« Il est urgent que Ouagadougou retrouve une alimentation plus saine »
« Il est urgent que Ouagadougou retrouve une alimentation plus saine »
Par Armand Béouindé
« CARNET DE SANTÉ ». Plaidoyer d’Armand Béouindé, maire de la capitale burkinabé, pour que les villes africaines s’engagent dans une lutte contre la malbouffe.
Vendeur de rue à Ouagadougou en mars 2019. / OLYMPIA DE MAISMONT / AFP
Tribune. A l’aube, dans les rues de Ouagadougou, les femmes transportent le benga. Ce plat de niébé avec du riz ou du couscous de maïs s’achète un peu partout dans les échoppes de bord de route. Mais, alors qu’elle devrait embaumer, la préparation a plutôt une odeur âcre car des produits chimiques sont utilisés pour accélérer la cuisson et l’huile de friture est trop souvent réutilisée. Alors, pour masquer tout cela, les vendeurs de rue ajoutent une généreuse quantité de sel et parfois même des petits poissons, frits eux aussi dans la vieille huile de palme ou d’arachide.
Alors que notre ville se développe à grande vitesse, le niveau de vie y reste bas. Les gens travaillent de longues heures, se nourrissant presque exclusivement de ce benga de moins en moins bon pour la santé. Le riz et les haricots devraient fournir de bonnes protéines et des calories en quantité, mais ce n’est pas le cas lorsqu’ils sont saturés de sel et d’huile rance, cuisinés sur des réchauds alimentés au charbon et servis dans des sacs plastiques qui sont non seulement mal nettoyés, mais gardent la poussière et la suie déposées sur le benga pendant la cuisson.
Calories « vides »
Mon pays, le Burkina Faso, n’est pas un pays riche. La population de Ouagadougou est tellement occupée à travailler pour survivre que les trois quarts d’entre eux n’ont pas le temps de se préparer des repas nourrissants, et leur santé en pâtit.

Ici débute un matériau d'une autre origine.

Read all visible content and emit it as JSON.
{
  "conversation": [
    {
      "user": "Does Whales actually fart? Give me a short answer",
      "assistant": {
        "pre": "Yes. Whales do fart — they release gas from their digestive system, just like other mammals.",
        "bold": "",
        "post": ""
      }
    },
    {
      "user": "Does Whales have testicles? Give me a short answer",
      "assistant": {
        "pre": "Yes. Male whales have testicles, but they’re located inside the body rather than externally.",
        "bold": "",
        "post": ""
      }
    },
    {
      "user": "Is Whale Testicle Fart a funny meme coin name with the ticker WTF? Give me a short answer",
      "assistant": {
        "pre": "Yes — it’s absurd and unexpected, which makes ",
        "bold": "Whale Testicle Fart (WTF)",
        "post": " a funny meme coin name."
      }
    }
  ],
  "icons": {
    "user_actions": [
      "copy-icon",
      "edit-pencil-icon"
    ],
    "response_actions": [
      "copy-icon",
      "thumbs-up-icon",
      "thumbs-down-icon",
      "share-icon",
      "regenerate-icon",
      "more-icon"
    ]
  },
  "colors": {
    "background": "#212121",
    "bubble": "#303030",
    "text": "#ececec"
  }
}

A cause de ce manque de nourriture saine, la population commence même à souffrir de maladies des nations riches. En 2016, le centre hospitalier de Yalgado-Ouedraogo, qui est notre centre médical le plus ancien, a rapporté que plus de 60 % des hospitalisations au service de neurologie étaient dues à des AVC et que 11,5 % des cas avaient été mortels. Au CHU de Tingandogo, les patients victimes d’AVC occupent d’ailleurs plus des trois quarts des lits du service de neurologie.

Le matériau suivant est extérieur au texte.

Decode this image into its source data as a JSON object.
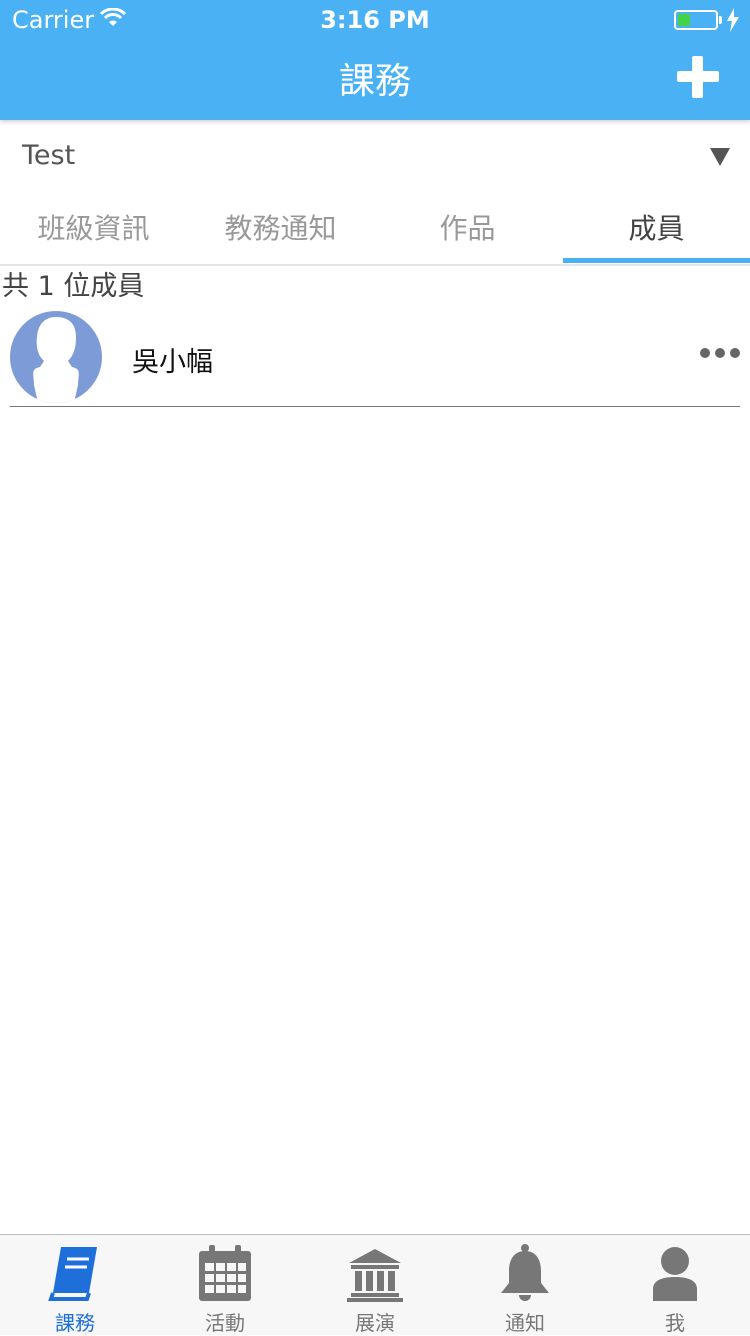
{
  "status_bar": {
    "carrier": "Carrier",
    "time": "3:16 PM"
  },
  "header": {
    "title": "課務",
    "add_icon": "plus-icon"
  },
  "class_selector": {
    "value": "Test"
  },
  "tabs": [
    {
      "label": "班級資訊"
    },
    {
      "label": "教務通知"
    },
    {
      "label": "作品"
    },
    {
      "label": "成員",
      "active": true
    }
  ],
  "members": {
    "count_text": "共 1 位成員",
    "items": [
      {
        "name": "吳小幅"
      }
    ]
  },
  "tabbar": [
    {
      "label": "課務",
      "icon": "book-icon",
      "active": true
    },
    {
      "label": "活動",
      "icon": "calendar-icon"
    },
    {
      "label": "展演",
      "icon": "museum-icon"
    },
    {
      "label": "通知",
      "icon": "bell-icon"
    },
    {
      "label": "我",
      "icon": "user-icon"
    }
  ],
  "colors": {
    "accent": "#4ab2f4",
    "active_tab": "#1e6fd9",
    "avatar": "#7d9bd6"
  }
}
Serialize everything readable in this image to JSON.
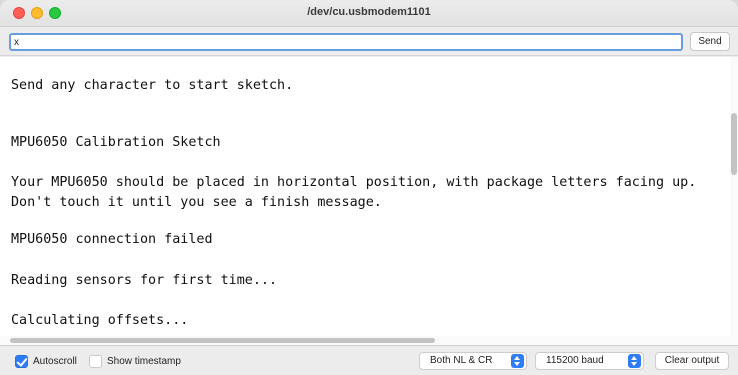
{
  "window": {
    "title": "/dev/cu.usbmodem1101"
  },
  "send": {
    "input_value": "x",
    "button_label": "Send"
  },
  "output": {
    "lines": [
      "Send any character to start sketch.",
      "MPU6050 Calibration Sketch",
      "Your MPU6050 should be placed in horizontal position, with package letters facing up.",
      "Don't touch it until you see a finish message.",
      "MPU6050 connection failed",
      "Reading sensors for first time...",
      "Calculating offsets..."
    ]
  },
  "statusbar": {
    "autoscroll_label": "Autoscroll",
    "autoscroll_checked": true,
    "timestamp_label": "Show timestamp",
    "timestamp_checked": false,
    "line_ending": "Both NL & CR",
    "baud_rate": "115200 baud",
    "clear_label": "Clear output"
  },
  "colors": {
    "accent": "#2f7df6",
    "close": "#ff5f57",
    "minimize": "#febc2e",
    "maximize": "#28c840"
  },
  "icons": [
    "close-icon",
    "minimize-icon",
    "maximize-icon",
    "checkmark-icon",
    "select-arrows-icon"
  ]
}
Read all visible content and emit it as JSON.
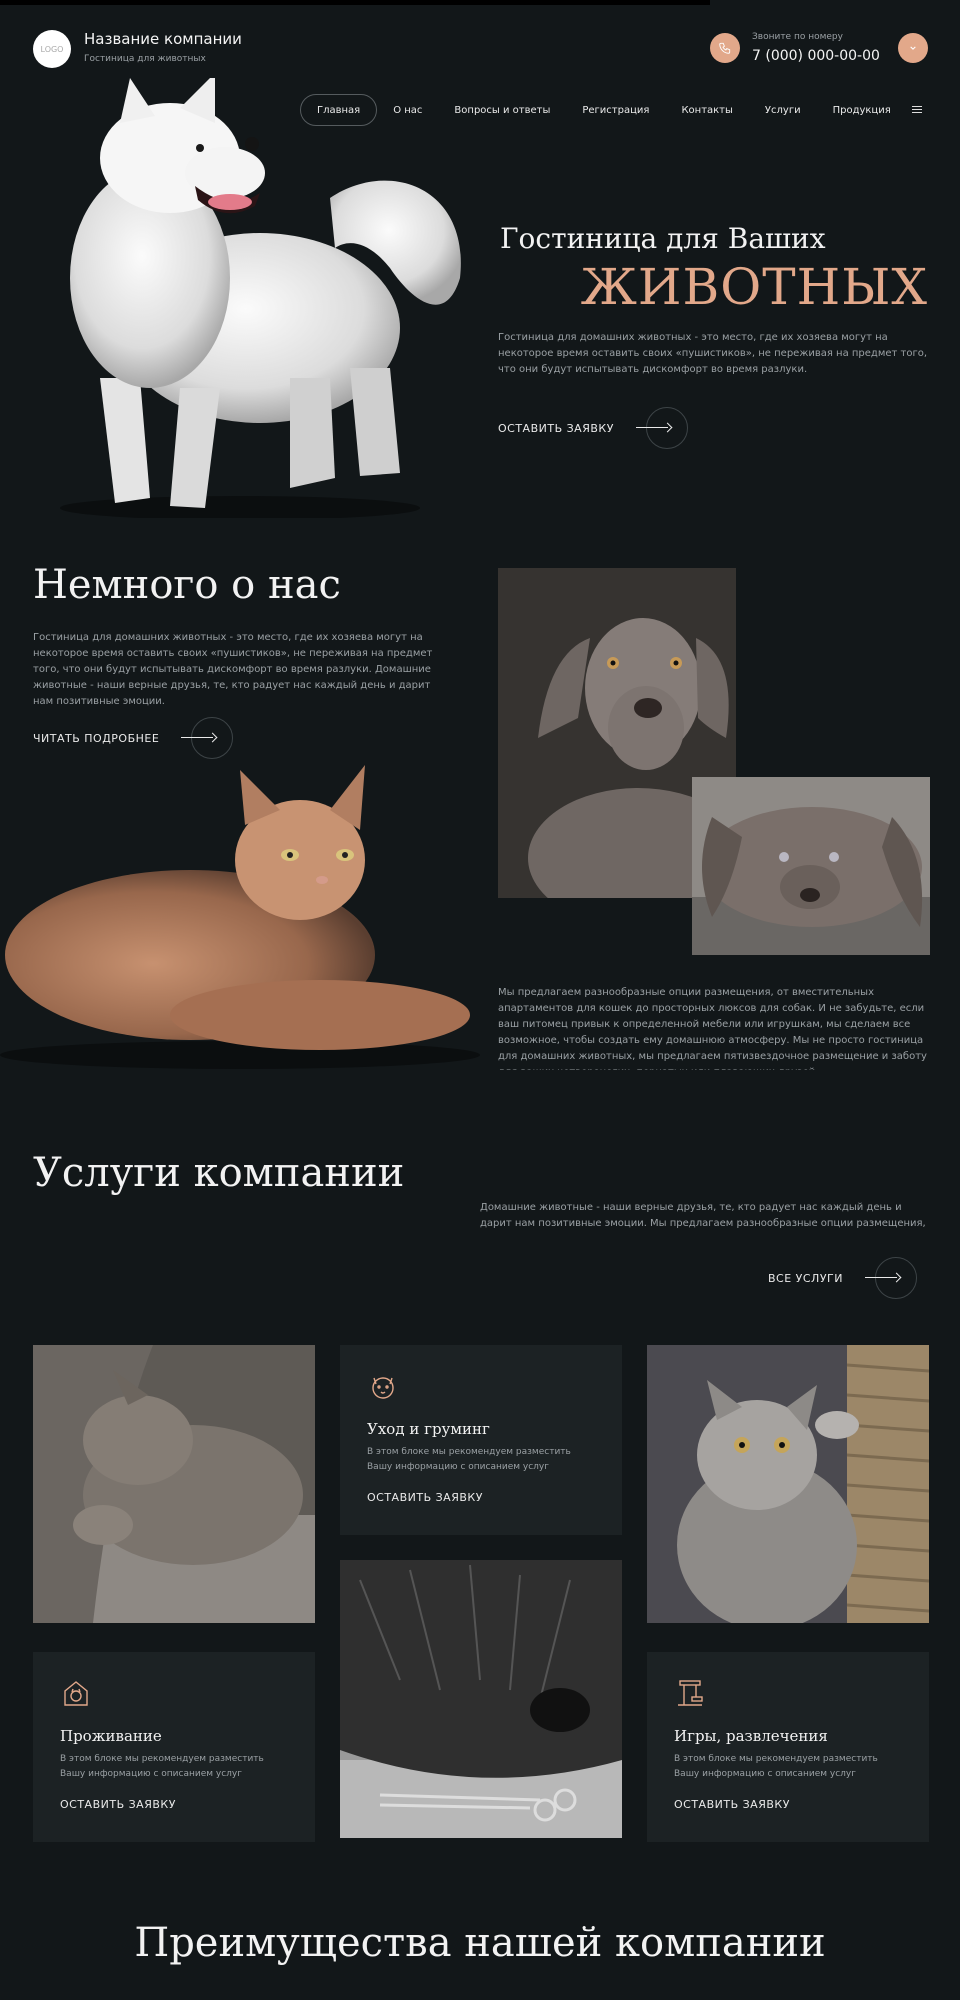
{
  "header": {
    "logo_text": "LOGO",
    "company_name": "Название компании",
    "company_subtitle": "Гостиница для животных",
    "phone_label": "Звоните по номеру",
    "phone_number": "7 (000) 000-00-00"
  },
  "nav": {
    "items": [
      "Главная",
      "О нас",
      "Вопросы и ответы",
      "Регистрация",
      "Контакты",
      "Услуги",
      "Продукция"
    ],
    "active_index": 0
  },
  "hero": {
    "title": "Гостиница для Ваших",
    "accent": "ЖИВОТНЫХ",
    "text": "Гостиница для домашних животных - это место, где их хозяева могут на некоторое время оставить своих «пушистиков», не переживая на предмет того, что они будут испытывать дискомфорт во время разлуки.",
    "cta": "ОСТАВИТЬ ЗАЯВКУ"
  },
  "about": {
    "title": "Немного о нас",
    "text": "Гостиница для домашних животных - это место, где их хозяева могут на некоторое время оставить своих «пушистиков», не переживая на предмет того, что они будут испытывать дискомфорт во время разлуки. Домашние животные - наши верные друзья, те, кто радует нас каждый день и дарит нам позитивные эмоции.",
    "cta": "ЧИТАТЬ ПОДРОБНЕЕ",
    "more_text": "Мы предлагаем разнообразные опции размещения, от вместительных апартаментов для кошек до просторных люксов для собак. И не забудьте, если ваш питомец привык к определенной мебели или игрушкам, мы сделаем все возможное, чтобы создать ему домашнюю атмосферу. Мы не просто гостиница для домашних животных, мы предлагаем пятизвездочное размещение и заботу для ваших четвероногих, пернатых или плавающих друзей."
  },
  "services": {
    "title": "Услуги компании",
    "text": "Домашние животные - наши верные друзья, те, кто радует нас каждый день и дарит нам позитивные эмоции. Мы предлагаем разнообразные опции размещения,",
    "all_cta": "ВСЕ УСЛУГИ",
    "cards": [
      {
        "name": "Уход и груминг",
        "desc": "В этом блоке мы рекомендуем разместить Вашу информацию с описанием услуг",
        "cta": "ОСТАВИТЬ ЗАЯВКУ",
        "icon": "dog-face-icon"
      },
      {
        "name": "Проживание",
        "desc": "В этом блоке мы рекомендуем разместить Вашу информацию с описанием услуг",
        "cta": "ОСТАВИТЬ ЗАЯВКУ",
        "icon": "cat-house-icon"
      },
      {
        "name": "Игры, развлечения",
        "desc": "В этом блоке мы рекомендуем разместить Вашу информацию с описанием услуг",
        "cta": "ОСТАВИТЬ ЗАЯВКУ",
        "icon": "cat-tree-icon"
      }
    ]
  },
  "advantages": {
    "title": "Преимущества нашей компании"
  },
  "colors": {
    "background": "#121719",
    "accent": "#e2a88a",
    "card": "#1c2224",
    "muted_text": "#9aa0a4"
  }
}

Le benga incarne cette trop grande teneur en sel et en mauvaises graisses de notre alimentation. Mais il y a aussi le sucre, autre source de grande préoccupation, car couramment ajouté aux plats traditionnels. Sans parler des fast-foods, si populaires, qui se multiplient dans les rues de Ouagadougou, imitant les chaînes américaines et européennes. Or la nourriture qu’ils servent ne contient que des calories « vides » et très peu de nutriments.
La première étape de notre combat consiste donc à appliquer des règles nutritionnelles et des règles d’hygiène à l’échelle de la ville, et à garantir que tous les principaux établissements qui servent de la nourriture – pas seulement les restaurants, mais les écoles, les hôpitaux, et même les vendeurs de rue – changent leurs manières de cuisiner et d’assaisonner les plats. Le benga sera certes meilleur, mais il est nécessaire que tous les produits alimentaires vendus respectent ces normes.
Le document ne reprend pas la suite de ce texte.